Member of the Provincial Assembly of the Punjab
- In office 23 February 2024 – 5 November 2025
- In office 1 June 2013 – 31 May 2018

Tehsil Nazim, Dera Ghazi Khan
- In office 2005–2009

Personal details
- Born: 1 January 1963 (age 63) Dera Ghazi Khan, Punjab, Pakistan
- Party: PMLN (2013-present)

= Mehmood Qadir Khan =

Pakistani politician

Mehmood Qadir Khan Leghari is a Pakistani politician who is Member of the National Assembly of Pakistan from 27 November 2025, Member of the Provincial Assembly of the Punjab, from February 2024 to November 2025, and previously from May 2013 to May 2018

==Early life and education==
He was born on 1 January 1963 in Dera Ghazi Khan.
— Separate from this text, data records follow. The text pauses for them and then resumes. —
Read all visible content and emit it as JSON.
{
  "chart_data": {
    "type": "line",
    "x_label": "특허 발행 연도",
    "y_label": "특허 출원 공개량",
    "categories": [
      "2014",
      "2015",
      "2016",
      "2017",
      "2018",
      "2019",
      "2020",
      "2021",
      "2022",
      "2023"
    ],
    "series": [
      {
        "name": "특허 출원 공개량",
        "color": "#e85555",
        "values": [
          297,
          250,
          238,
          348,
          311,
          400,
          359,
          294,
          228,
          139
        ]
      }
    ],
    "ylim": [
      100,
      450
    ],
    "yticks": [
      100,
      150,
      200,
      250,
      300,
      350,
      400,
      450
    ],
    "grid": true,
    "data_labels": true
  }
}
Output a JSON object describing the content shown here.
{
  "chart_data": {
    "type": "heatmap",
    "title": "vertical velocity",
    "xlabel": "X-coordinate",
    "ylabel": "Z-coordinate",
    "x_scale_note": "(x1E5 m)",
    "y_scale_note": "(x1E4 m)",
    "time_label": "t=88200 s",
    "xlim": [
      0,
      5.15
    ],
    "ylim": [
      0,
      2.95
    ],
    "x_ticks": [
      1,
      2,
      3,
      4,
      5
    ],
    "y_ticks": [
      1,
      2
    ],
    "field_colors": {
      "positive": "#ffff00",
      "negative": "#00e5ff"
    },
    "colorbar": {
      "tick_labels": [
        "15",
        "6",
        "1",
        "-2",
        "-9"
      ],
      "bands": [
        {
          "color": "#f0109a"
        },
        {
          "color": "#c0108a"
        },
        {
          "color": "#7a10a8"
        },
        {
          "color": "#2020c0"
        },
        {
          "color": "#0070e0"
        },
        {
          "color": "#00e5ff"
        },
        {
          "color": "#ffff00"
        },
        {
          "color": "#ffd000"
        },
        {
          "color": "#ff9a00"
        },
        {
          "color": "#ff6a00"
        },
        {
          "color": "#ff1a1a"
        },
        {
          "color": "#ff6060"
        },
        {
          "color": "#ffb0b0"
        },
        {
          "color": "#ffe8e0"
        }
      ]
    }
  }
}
He has the degree of Master of Business Administration which he obtained in 1987 from University of the Punjab.

==Political career==

He was elected to the Provincial Assembly of the Punjab as an independent candidate from Constituency PP-246 (Dera Ghazi Khan-VII) in the 2013 Pakistani general election. He joined Pakistan Muslim League (N) in May 2013.

In December 2013, he was appointed as Parliamentary Secretary for Chief Minister's Inspection Team.

He has also served as Tehsil Nazim, Dera Ghazi Khan from 2005 to 2009.